Bring our soldiers home, let the Middle East fight amongst themselves and keep their darn oil.

PS Last year I switched my electrical supply to ‘Community Wind’. My rates went up slightly, but by installing CFL my usage dropped so much that my bill went way down (so much so that the electric company sent someone to check my meter because they thought it was broken!).


#16

“Corn is optimal, because it is much easier to pull ethanol from corn sugars than any other crop.”

I think that sugarcane is optimal, but it can’t be grown in much of the USA. Corn has very low crop density and only the kernels are useful for ethanol production. Sugarcane has a much higher crop density and more of the plant can be used to extract sugar for distillation. That’s why Brazil has successfully converted to ethanol. Corn is actually a really lousy crop for ethanol production.


#17

“I was a little curious about that-- are there any real geothermal operations in the US?”

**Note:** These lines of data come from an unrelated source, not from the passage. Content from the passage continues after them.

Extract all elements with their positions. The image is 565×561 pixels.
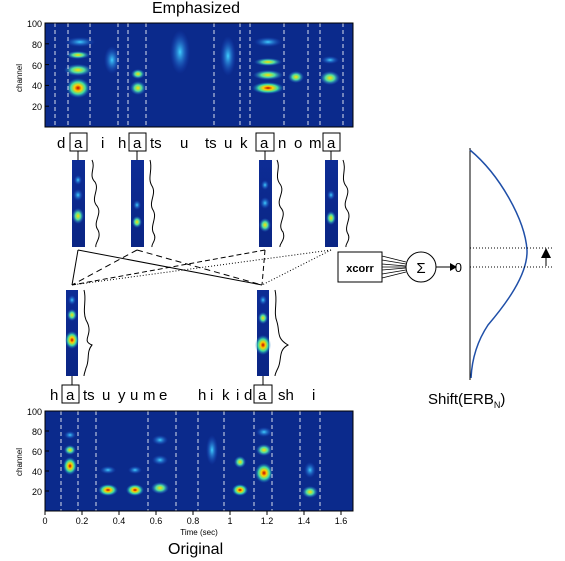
bottom-phoneme-e: e [159, 387, 167, 404]
xcorr-label: xcorr [346, 263, 374, 275]
bottom-phoneme-u2: u [130, 387, 138, 404]
top-phoneme-k: k [240, 135, 248, 152]
top-phoneme-ts2: ts [205, 135, 217, 152]
xcorr-lines [71, 249, 332, 286]
bottom-phoneme-h2: h [198, 387, 206, 404]
bottom-xtick-0.2: 0.2 [76, 516, 89, 526]
top-spectrogram: 100 80 60 40 20 channel [15, 19, 354, 128]
top-phoneme-a1: a [74, 135, 83, 152]
bottom-spectrogram: 100 80 60 40 20 channel 0 0.2 0.4 0.6 0.… [15, 407, 354, 537]
bottom-phoneme-k: k [222, 387, 230, 404]
shift-arrow-head [541, 248, 551, 258]
top-ytick-80: 80 [32, 40, 42, 50]
top-strips [72, 159, 350, 248]
top-spectrogram-energy [64, 30, 340, 98]
top-phoneme-u1: u [180, 135, 188, 152]
shift-plot: 0 [455, 148, 552, 380]
bottom-xtick-0.6: 0.6 [150, 516, 163, 526]
bottom-strip-1 [65, 289, 93, 377]
bottom-phoneme-h1: h [50, 387, 58, 404]
bottom-ytick-100: 100 [27, 407, 42, 417]
sum-symbol: Σ [416, 260, 425, 277]
bottom-phoneme-y: y [118, 387, 126, 404]
bottom-ytick-20: 20 [32, 487, 42, 497]
top-ylabel: channel [15, 64, 24, 92]
bottom-phoneme-sh: sh [278, 387, 294, 404]
top-phoneme-n: n [278, 135, 286, 152]
bottom-xtick-1: 1 [227, 516, 232, 526]
bottom-xlabel: Time (sec) [180, 528, 218, 537]
bottom-phoneme-box-2 [253, 384, 273, 404]
line-dashed-a3-b1 [71, 249, 266, 286]
bottom-phoneme-u1: u [102, 387, 110, 404]
bottom-phoneme-i2: i [236, 387, 239, 404]
bottom-phoneme-a2: a [258, 387, 267, 404]
line-dashed-a3-b2 [261, 249, 266, 286]
top-phoneme-h: h [118, 135, 126, 152]
top-strip-2 [131, 159, 156, 248]
bottom-ylabel: channel [15, 448, 24, 476]
shift-label-sub: N [493, 400, 501, 410]
bottom-phoneme-i1: i [210, 387, 213, 404]
xcorr-block: xcorr Σ [337, 251, 457, 283]
top-phoneme-u2: u [224, 135, 232, 152]
top-phonemes: d a i h a ts u ts u k a n o m a [57, 132, 341, 152]
bottom-xtick-0: 0 [42, 516, 47, 526]
bottom-strips [65, 289, 290, 377]
bottom-strip-2 [255, 289, 290, 377]
bottom-phoneme-box-1 [61, 384, 80, 404]
xcorr-fan-lines [381, 255, 407, 279]
bottom-phonemes: h a ts u y u m e h i k i d a sh i [50, 384, 315, 404]
bottom-box-connectors [71, 376, 264, 385]
bottom-xtick-1.6: 1.6 [335, 516, 348, 526]
shift-curve [469, 149, 528, 379]
bottom-ytick-80: 80 [32, 427, 42, 437]
bottom-phoneme-m: m [143, 387, 156, 404]
top-ytick-20: 20 [32, 102, 42, 112]
top-phoneme-a3: a [260, 135, 269, 152]
top-strip-1 [72, 159, 100, 248]
shift-label: Shift(ERBN) [428, 391, 505, 410]
shift-zero-label: 0 [455, 260, 462, 275]
top-phoneme-m: m [309, 135, 322, 152]
top-spectrogram-title: Emphasized [152, 0, 241, 17]
top-phoneme-a4: a [327, 135, 336, 152]
bottom-phoneme-i3: i [312, 387, 315, 404]
shift-label-close: ) [500, 391, 506, 408]
bottom-phoneme-a1: a [66, 387, 75, 404]
bottom-ytick-40: 40 [32, 467, 42, 477]
bottom-spectrogram-title: Original [168, 541, 224, 558]
top-strip-4 [325, 159, 350, 248]
top-phoneme-o: o [294, 135, 302, 152]
top-boundaries [54, 23, 344, 127]
sum-arrow-head [450, 263, 457, 271]
line-solid-a1-b1 [71, 249, 79, 286]
top-box-connectors [77, 151, 332, 160]
top-phoneme-d: d [57, 135, 65, 152]
line-dotted-a4-b1 [71, 249, 332, 286]
shift-label-main: Shift(ERB [428, 391, 494, 408]
line-dotted-a4-b2 [261, 249, 332, 286]
bottom-boundaries [60, 411, 321, 511]
bottom-xtick-1.2: 1.2 [261, 516, 274, 526]
top-phoneme-a2: a [133, 135, 142, 152]
bottom-phoneme-ts: ts [83, 387, 95, 404]
top-phoneme-i: i [101, 135, 104, 152]
bottom-xtick-0.8: 0.8 [187, 516, 200, 526]
top-ytick-60: 60 [32, 61, 42, 71]
bottom-ytick-60: 60 [32, 447, 42, 457]
top-ytick-40: 40 [32, 81, 42, 91]
top-ytick-100: 100 [27, 19, 42, 29]
top-phoneme-ts1: ts [150, 135, 162, 152]
bottom-phoneme-d: d [244, 387, 252, 404]
bottom-spectrogram-energy [63, 427, 318, 498]
bottom-xtick-0.4: 0.4 [113, 516, 126, 526]
top-spectrogram-bg [45, 23, 353, 127]
top-strip-3 [259, 159, 285, 248]
line-dashed-a2-b1 [71, 249, 138, 286]
bottom-xtick-1.4: 1.4 [298, 516, 311, 526]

There are a few, not to many. Here’s a paper from a few years ago that lists them:


#18

There are break throughs happening all the time-you just aren’t hearing about them much. Just a couple weeks ago, there was a break through development at Augsburg College in Minneapolis concerning the production of biodiesel. Cut the water use down to next to nothing, etc. Not familiar with the technical details, but about $4 mil has been found to build an initial plant to produce it using the new process. The same will happen with ethanol regardless of the nay sayers. Same thing will happen with the fuel cell and battery technologies, but it will take some time to find the right combinations of a practical, cost effective solution, with an infra structure nation-wide. Incidentally, the percentage of food cost that the farmer gets is about 2% of what you pay at the store. Fuel and distribution costs throughout are what are drivbing many of the costs up, not corn costs.


#19

Also, it will take hours to charge the batteries, as opposed to minutes to fill your tank with gasoline…

On hybrid cars the batteries are charged by applying the brakes.